Rhinoviruses (RVs) play a major role in causing asthma exacerbations, which drive disease and economic burdens. Among the RVs the RV-C subgroup is especially problematic, due to its virulence. This proposal is focused on RV-C, and ameliorating its effects with anti-viral agents derived from pulmonary surfactant lipids and proteins. Two minor anionic phospholipids of pulmonary surfactant, palmitoyl-oleoyl- phosphatidylglycerol (POPG) and phosphatidylinositol (PI), antagonize respiratory viral infections and suppress inflammatory sequelae triggered by Toll-like receptor activation, by acting as decoy ligands. In addition, the pulmonary surfactant protein, SP-A, also disrupts RV-C infections, in part by direct interactions with virions. In this proposal we plan to investigate the mechanisms by which surfactant lipids and proteins inhibit RV infections and replication. In Aim 1, we will examine how POPG and PI and their structural analogs interfere with RV-C infection/replication using Air-Liquid Interface (ALI) cultures. Our current data support a mechanism in which the lipids act intracellularly to alter the infection/replication processes. Indeed, preliminary RNAseq data suggest that PI interferes with ciliagenesis, rendering host cells refractory to being infected; since infection requires mature, motile cilia. The same RNAseq data set also suggests that POPG acts at a different intracellular site from PI. Transgenic mouse studies are also proposed in Aim 1 and will investigate the efficacy of the anti-viral phospholipids in the context of the whole organism. In Aim 2, we will investigate how SP-A disrupts RV-C infection/replication using Air-Liquid-interface cultures ex vivo. We will also perform RNAseq analysis to probe the host cell and viral transcriptomes. We will use our collection of purified SP-A isoforms to determine the rank order potency of different SP-A structural variants both ex vivo and in vivo. The ex vivo SP- A studies will be expanded to studies in transgenic mice to understand the actions of SP-A in the context of an intact lung and whole animal. From the experiments described in this proposal we anticipate learning the mechanisms of action of surfactant lipids and proteins as anti-viral agents targeting RVs that aggravate asthma and cause exacerbations. We expect this information will identify novel reagents for controlling RV infections in humans, and lead to new data that will improve the actions of the surfactant constituents.

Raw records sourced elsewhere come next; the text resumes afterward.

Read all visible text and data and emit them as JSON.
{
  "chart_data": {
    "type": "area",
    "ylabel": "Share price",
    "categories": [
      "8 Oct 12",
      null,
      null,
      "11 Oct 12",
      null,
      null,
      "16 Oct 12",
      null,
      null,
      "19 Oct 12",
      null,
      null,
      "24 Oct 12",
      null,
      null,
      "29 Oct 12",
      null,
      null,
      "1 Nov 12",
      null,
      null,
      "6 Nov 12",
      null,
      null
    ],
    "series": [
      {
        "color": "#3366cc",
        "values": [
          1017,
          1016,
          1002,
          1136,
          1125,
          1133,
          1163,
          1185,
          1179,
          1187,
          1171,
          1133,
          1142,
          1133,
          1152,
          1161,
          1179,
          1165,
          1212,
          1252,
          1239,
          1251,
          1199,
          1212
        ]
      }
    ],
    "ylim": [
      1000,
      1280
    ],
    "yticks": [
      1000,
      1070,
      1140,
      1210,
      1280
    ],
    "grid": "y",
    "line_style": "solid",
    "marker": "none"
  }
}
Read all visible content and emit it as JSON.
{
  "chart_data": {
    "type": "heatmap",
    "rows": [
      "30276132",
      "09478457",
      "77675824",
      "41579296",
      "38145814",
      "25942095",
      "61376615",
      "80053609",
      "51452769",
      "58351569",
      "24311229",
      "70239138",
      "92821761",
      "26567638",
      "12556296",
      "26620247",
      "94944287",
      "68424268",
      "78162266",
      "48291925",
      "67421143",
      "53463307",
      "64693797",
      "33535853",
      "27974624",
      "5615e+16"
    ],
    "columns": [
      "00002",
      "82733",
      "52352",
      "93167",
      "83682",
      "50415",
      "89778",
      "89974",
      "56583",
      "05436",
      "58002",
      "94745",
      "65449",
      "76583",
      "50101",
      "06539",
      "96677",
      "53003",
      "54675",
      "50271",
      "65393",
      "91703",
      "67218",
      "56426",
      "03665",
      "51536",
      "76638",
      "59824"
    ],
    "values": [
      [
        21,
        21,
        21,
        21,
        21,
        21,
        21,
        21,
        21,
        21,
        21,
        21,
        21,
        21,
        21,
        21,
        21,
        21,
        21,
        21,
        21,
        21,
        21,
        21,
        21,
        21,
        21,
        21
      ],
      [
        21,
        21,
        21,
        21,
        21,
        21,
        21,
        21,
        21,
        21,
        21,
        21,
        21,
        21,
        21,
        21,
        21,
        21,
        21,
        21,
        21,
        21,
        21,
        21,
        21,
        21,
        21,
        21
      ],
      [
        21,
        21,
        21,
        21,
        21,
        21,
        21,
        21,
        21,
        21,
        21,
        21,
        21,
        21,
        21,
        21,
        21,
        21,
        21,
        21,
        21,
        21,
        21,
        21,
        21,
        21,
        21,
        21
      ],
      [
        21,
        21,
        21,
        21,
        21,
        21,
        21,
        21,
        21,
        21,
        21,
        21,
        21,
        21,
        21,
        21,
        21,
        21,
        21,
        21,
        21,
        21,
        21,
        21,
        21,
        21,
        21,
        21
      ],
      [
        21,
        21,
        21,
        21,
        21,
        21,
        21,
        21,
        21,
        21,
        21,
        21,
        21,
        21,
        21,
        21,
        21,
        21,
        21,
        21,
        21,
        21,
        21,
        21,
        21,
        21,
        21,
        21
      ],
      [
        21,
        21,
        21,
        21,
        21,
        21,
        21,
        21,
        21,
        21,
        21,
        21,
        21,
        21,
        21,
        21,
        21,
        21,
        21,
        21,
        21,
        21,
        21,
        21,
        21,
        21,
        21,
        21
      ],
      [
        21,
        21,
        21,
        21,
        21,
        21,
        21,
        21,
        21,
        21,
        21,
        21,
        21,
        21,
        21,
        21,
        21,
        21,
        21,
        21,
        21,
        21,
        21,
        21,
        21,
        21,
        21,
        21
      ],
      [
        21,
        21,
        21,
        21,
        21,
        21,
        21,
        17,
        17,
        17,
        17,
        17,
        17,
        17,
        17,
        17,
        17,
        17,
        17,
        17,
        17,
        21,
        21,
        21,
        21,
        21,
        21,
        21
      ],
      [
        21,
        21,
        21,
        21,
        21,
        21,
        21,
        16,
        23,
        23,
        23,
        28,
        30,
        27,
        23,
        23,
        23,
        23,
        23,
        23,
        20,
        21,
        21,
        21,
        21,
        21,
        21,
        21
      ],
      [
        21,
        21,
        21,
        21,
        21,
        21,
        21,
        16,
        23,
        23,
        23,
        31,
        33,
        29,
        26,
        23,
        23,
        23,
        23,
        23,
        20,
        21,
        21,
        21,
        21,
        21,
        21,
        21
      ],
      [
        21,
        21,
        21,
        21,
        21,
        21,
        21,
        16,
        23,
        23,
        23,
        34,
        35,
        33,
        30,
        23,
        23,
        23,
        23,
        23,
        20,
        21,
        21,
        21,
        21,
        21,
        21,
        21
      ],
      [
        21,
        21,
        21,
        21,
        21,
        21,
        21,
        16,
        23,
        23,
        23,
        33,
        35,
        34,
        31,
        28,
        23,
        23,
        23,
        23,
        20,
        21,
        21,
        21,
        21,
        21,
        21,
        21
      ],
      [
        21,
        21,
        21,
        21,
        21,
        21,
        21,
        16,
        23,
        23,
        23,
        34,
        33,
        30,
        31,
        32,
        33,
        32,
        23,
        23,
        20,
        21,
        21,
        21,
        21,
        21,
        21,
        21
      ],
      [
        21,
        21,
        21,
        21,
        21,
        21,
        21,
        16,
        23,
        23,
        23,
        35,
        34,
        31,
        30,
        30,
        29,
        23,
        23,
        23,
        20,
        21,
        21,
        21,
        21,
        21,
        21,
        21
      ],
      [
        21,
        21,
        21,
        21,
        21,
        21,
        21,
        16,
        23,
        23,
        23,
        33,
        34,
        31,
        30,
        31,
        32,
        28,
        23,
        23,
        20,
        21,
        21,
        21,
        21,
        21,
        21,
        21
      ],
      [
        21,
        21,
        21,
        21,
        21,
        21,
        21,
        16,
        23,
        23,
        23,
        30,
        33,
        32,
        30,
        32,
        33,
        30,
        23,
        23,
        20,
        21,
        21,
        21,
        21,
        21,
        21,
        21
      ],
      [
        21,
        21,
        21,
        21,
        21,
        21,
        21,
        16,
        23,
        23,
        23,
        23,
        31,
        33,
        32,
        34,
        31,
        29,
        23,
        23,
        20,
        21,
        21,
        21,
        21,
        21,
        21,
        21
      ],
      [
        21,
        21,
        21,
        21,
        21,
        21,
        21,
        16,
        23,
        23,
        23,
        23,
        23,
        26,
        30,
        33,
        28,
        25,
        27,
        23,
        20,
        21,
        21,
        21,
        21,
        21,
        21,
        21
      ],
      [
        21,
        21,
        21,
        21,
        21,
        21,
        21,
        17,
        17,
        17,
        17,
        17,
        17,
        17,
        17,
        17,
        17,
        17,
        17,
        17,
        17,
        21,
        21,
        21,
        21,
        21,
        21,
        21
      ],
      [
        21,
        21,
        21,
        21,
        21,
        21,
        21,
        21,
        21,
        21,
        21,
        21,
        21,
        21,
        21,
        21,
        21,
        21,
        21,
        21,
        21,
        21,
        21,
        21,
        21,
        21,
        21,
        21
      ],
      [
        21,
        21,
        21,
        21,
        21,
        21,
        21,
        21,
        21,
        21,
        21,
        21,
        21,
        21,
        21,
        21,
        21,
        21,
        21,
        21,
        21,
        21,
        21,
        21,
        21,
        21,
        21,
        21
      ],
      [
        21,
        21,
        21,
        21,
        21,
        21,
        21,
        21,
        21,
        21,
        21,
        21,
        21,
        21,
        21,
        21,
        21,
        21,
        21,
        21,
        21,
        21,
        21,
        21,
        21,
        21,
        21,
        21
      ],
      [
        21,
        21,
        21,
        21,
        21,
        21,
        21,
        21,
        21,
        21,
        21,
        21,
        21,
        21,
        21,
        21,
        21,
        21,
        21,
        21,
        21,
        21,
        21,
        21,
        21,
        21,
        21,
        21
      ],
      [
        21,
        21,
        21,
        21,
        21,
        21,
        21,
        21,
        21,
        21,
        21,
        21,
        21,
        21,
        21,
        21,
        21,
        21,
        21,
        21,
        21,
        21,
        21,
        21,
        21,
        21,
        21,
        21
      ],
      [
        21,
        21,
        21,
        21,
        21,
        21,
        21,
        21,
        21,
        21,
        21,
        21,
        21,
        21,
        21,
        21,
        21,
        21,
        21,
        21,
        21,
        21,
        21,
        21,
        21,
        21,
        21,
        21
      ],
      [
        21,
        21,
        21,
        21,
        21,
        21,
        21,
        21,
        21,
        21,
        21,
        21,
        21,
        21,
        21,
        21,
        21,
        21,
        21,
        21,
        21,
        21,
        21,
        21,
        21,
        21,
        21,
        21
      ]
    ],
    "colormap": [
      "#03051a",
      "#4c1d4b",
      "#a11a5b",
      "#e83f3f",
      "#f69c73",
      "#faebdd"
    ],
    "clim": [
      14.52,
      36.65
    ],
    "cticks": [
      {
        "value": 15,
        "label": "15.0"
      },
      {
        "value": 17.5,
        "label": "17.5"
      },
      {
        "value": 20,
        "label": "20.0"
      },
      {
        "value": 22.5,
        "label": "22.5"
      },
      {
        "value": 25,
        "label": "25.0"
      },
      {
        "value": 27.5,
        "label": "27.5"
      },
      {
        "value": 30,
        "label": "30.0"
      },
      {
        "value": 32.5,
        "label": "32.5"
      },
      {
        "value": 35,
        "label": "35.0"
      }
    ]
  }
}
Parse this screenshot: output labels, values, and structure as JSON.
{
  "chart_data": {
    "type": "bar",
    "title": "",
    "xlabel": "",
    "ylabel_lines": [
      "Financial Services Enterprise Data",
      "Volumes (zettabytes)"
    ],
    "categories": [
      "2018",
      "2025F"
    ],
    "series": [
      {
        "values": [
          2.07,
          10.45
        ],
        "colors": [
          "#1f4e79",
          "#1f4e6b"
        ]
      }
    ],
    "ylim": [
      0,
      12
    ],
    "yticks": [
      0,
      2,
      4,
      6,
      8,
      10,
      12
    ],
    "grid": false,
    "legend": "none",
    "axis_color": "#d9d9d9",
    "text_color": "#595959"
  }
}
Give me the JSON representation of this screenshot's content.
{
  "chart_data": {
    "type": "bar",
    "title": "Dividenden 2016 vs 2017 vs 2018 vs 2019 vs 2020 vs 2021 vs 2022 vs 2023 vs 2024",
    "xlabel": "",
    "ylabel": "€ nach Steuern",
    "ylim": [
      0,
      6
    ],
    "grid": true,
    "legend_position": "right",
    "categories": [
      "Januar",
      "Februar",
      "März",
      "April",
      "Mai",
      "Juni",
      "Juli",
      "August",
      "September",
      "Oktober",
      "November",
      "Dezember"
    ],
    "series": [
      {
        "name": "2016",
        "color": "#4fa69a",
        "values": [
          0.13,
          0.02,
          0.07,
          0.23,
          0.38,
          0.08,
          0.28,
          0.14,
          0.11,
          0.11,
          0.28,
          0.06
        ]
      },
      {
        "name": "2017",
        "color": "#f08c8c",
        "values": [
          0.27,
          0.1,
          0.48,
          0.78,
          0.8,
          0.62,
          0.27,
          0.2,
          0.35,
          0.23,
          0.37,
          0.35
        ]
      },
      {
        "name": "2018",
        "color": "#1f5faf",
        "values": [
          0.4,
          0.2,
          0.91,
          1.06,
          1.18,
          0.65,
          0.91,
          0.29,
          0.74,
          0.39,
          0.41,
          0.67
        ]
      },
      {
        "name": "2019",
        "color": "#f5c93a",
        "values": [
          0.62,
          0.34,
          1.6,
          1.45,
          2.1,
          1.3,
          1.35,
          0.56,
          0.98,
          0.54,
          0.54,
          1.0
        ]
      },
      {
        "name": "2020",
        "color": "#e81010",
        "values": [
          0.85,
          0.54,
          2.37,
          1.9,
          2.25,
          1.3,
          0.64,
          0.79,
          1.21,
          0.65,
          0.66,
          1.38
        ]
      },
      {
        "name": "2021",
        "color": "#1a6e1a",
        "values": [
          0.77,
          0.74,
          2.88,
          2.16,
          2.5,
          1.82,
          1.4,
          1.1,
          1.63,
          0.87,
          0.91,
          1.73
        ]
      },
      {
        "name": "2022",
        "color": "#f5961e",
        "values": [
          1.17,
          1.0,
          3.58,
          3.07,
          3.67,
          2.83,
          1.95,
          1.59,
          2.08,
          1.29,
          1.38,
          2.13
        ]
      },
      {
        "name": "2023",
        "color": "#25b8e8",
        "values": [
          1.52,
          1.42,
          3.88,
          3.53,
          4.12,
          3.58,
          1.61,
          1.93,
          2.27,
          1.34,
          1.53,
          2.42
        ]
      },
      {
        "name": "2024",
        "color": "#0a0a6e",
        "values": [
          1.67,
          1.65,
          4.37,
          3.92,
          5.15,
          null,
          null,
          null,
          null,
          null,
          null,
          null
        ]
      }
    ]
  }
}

鼻病毒（RV）在引起哮喘急性发作方面发挥着重要作用，这导致疾病和经济损失。 负担在RV中，RV-C亚组由于其毒力而特别成问题。这项建议 目前的研究重点是RV-C，并使用来自肺表面活性物质脂质的抗病毒药物改善其作用 和蛋白质。肺表面活性剂的两种次要阴离子磷脂，棕榈酰-油酰- 磷脂酰甘油（POPG）和磷脂酰肌醇（PI），拮抗呼吸道病毒感染， 通过作为诱饵配体，抑制由Toll样受体激活引发的炎症后遗症。 此外，肺表面活性蛋白SP-A也可部分通过直接抑制RV-C感染而破坏RV-C感染。 与病毒粒子的相互作用。在这个提议中，我们计划研究表面活性剂脂质 和蛋白质抑制RV感染和复制。在目标1中，我们将研究POPG和PI及其结构 类似物干扰使用气液界面（ALI）培养的RV-C感染/复制。我们目前的数据 支持脂质在细胞内作用以改变感染/复制过程的机制。的确， 初步的RNAseq数据表明，PI干扰纤毛发生，使宿主细胞难以被 感染;因为感染需要成熟的、能动的纤毛。同样的RNAseq数据集也表明，POPG的行为 位于与PI不同的细胞内位点。目标1中也提出了转基因小鼠研究， 抗病毒磷脂在整个生物体中的功效。在目标2中，我们将研究如何 SP-A使用离体空气-液体界面培养物破坏RV-C感染/复制。我们还将进行RNA测序 分析以探测宿主细胞和病毒转录组。我们将使用我们收集的纯化SP-A同种型， 测定不同SP-A结构变体在体外和体内的等级效力。体外SP- A研究将扩展到转基因小鼠的研究，以了解SP-A在一种环境中的作用。 完整肺和整个动物。从本提案中描述的实验中，我们预计将学习 表面活性剂脂质和蛋白质作为靶向加重哮喘的RV的抗病毒药物的作用机制 并导致病情加重我们希望这些信息将确定控制RV感染的新试剂 在人类中，并导致新的数据，将改善表面活性剂成分的行动。